A resurgence in unions is also essential, and not just in the model of the 1930s. Unions will need to draw on new sources of power -- as some are doing by building coalitions with other community groups advocating for worker's rights and living wages; negotiating for training, development funds, and job ladders (as is happening in some parts of the health-care and hospitality industries); and building networks that provide benefits, job referrals, and wage information to workers and contractors not attached to a single firm (as is being done by a new media workers' union in New York).

Unions need to continue to lead the way in building productive labor-management partnerships that create value and then share the gains, as they have done over the years with progressive employers in health care, communications, manufacturing, utilities, and other industries. As was the case in the '30s, labor law needs to be fixed and updated so that it will once again protect workers' right to organize, and so that it can open the way for these innovative strategies to spread across the economy.

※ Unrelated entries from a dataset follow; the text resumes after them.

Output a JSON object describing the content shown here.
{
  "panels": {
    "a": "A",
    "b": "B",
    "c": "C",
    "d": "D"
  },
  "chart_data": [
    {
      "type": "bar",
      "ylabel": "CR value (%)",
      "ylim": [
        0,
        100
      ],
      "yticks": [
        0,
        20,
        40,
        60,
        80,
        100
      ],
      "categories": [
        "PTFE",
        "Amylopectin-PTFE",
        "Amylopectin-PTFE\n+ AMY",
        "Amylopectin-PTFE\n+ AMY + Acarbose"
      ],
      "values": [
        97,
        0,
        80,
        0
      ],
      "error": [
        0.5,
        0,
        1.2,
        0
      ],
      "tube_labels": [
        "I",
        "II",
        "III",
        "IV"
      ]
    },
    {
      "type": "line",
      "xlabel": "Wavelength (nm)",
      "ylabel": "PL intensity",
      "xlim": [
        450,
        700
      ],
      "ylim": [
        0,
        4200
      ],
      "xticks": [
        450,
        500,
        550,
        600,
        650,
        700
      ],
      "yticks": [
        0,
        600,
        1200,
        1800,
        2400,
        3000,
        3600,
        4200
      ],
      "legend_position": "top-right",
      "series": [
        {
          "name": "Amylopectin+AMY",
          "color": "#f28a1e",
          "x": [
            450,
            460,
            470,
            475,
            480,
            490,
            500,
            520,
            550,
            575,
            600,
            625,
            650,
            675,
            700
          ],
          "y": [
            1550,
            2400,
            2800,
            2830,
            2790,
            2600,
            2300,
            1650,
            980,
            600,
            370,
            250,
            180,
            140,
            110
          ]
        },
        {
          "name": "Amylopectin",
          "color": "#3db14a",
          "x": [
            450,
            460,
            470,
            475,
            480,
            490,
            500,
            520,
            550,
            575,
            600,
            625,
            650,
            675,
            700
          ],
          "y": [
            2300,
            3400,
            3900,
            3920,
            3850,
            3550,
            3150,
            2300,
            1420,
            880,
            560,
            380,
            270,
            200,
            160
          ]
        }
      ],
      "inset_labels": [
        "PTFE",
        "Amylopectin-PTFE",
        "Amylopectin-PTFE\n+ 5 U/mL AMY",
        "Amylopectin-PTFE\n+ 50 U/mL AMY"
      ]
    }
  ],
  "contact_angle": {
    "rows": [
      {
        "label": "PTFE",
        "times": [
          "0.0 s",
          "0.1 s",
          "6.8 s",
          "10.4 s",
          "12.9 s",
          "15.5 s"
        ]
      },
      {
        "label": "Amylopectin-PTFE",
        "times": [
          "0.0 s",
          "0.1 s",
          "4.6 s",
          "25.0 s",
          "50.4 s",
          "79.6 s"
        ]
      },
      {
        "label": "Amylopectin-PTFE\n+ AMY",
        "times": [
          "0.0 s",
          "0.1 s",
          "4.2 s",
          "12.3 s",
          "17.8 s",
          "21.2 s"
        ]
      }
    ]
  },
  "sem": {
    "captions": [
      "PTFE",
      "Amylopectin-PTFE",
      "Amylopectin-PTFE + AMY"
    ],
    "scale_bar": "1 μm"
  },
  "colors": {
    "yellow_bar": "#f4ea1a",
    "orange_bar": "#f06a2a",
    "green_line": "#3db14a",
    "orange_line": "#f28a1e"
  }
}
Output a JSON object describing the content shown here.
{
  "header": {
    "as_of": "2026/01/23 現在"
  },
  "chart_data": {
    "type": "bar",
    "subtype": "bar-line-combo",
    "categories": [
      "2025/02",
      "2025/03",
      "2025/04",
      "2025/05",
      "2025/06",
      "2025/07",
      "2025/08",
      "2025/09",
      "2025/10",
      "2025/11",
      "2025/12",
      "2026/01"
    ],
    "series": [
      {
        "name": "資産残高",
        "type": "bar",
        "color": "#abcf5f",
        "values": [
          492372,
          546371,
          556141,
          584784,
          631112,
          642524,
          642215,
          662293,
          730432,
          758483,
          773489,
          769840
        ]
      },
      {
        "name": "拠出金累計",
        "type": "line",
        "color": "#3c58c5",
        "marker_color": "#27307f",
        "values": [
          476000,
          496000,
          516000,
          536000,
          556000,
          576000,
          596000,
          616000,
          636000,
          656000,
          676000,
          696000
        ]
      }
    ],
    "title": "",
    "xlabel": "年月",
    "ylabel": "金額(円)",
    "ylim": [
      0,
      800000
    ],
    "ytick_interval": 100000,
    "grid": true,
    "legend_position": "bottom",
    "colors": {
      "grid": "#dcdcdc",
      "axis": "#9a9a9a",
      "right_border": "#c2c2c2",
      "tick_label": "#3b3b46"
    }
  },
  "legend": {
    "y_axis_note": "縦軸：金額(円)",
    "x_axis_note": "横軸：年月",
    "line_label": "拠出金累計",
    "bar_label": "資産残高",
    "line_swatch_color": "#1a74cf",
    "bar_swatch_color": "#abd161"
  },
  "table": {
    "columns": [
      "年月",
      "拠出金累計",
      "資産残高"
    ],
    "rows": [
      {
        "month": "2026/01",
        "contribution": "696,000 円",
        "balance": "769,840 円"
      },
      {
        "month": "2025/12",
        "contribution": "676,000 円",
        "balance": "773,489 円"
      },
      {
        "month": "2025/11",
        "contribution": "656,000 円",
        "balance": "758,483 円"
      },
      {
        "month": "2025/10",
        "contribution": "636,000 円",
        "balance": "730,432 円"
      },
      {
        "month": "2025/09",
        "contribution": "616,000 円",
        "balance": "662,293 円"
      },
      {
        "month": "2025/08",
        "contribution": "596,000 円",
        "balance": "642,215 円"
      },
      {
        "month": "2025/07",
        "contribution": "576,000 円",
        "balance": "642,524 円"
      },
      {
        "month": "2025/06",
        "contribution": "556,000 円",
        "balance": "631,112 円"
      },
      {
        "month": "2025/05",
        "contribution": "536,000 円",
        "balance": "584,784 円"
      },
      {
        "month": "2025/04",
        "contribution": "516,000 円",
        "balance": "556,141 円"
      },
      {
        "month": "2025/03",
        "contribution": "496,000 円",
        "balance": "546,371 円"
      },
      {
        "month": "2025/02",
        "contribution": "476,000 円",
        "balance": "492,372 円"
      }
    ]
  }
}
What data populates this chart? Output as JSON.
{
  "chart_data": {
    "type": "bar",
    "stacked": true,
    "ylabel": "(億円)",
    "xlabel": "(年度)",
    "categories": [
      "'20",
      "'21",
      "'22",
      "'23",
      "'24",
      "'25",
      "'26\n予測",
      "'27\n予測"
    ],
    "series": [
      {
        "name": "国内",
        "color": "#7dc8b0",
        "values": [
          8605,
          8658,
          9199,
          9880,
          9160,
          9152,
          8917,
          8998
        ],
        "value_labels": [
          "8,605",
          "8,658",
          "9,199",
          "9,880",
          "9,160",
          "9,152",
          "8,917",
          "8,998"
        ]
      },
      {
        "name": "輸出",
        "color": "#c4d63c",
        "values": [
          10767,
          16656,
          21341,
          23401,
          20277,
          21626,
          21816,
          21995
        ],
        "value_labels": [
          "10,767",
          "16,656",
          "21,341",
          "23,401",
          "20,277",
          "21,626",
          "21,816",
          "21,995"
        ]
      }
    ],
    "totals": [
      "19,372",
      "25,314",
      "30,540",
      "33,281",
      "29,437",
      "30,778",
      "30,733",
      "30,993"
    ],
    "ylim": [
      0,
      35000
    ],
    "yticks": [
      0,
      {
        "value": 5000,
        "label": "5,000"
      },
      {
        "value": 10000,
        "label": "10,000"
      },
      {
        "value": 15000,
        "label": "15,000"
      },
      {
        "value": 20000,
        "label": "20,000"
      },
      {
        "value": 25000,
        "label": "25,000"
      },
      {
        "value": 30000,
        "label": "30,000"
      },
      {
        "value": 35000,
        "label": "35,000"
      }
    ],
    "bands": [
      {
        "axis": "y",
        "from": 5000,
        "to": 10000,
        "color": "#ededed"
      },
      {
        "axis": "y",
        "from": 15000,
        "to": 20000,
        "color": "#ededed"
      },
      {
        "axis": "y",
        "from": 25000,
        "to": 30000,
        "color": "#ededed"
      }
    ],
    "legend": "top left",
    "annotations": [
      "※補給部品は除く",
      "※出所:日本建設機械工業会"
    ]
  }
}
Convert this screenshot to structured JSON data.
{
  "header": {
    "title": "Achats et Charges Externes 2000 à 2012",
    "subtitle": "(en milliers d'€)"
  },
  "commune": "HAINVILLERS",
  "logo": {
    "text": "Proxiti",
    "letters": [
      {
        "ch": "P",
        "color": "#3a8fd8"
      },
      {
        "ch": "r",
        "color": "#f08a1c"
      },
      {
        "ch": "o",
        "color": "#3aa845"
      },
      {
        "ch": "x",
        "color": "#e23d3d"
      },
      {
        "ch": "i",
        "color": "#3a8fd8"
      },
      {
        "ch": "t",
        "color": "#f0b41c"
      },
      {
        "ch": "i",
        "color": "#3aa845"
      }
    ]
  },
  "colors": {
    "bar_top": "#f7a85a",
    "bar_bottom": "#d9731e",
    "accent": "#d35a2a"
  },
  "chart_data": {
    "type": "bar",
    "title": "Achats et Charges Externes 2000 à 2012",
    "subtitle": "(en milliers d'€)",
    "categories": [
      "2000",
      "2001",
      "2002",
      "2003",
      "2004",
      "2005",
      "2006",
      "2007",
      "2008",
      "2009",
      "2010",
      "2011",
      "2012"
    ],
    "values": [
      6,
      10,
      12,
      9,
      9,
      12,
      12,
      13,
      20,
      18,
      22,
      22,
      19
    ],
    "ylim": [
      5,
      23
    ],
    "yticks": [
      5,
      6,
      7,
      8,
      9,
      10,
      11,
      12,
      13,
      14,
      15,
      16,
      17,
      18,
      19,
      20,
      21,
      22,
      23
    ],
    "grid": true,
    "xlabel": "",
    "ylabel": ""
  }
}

Finally, building a new and sustainable social contract requires American firms to adopt strategies capable of generating good profits while also sustaining good jobs at fair wages and meeting labor and employment-law standards. This will require a government strategy and a set of policy initiatives as bold and creative as the New Deal, using both carrots and sticks. Tax incentives for research and development and human-capital investments, government contracts, and all other public supports should be made contingent on firms complying with labor laws. At the heart of a new social contract that fights poverty and raises wages is a national strategy to reconnect rising productivity, rising wages, and norms of fairness inside the corporation.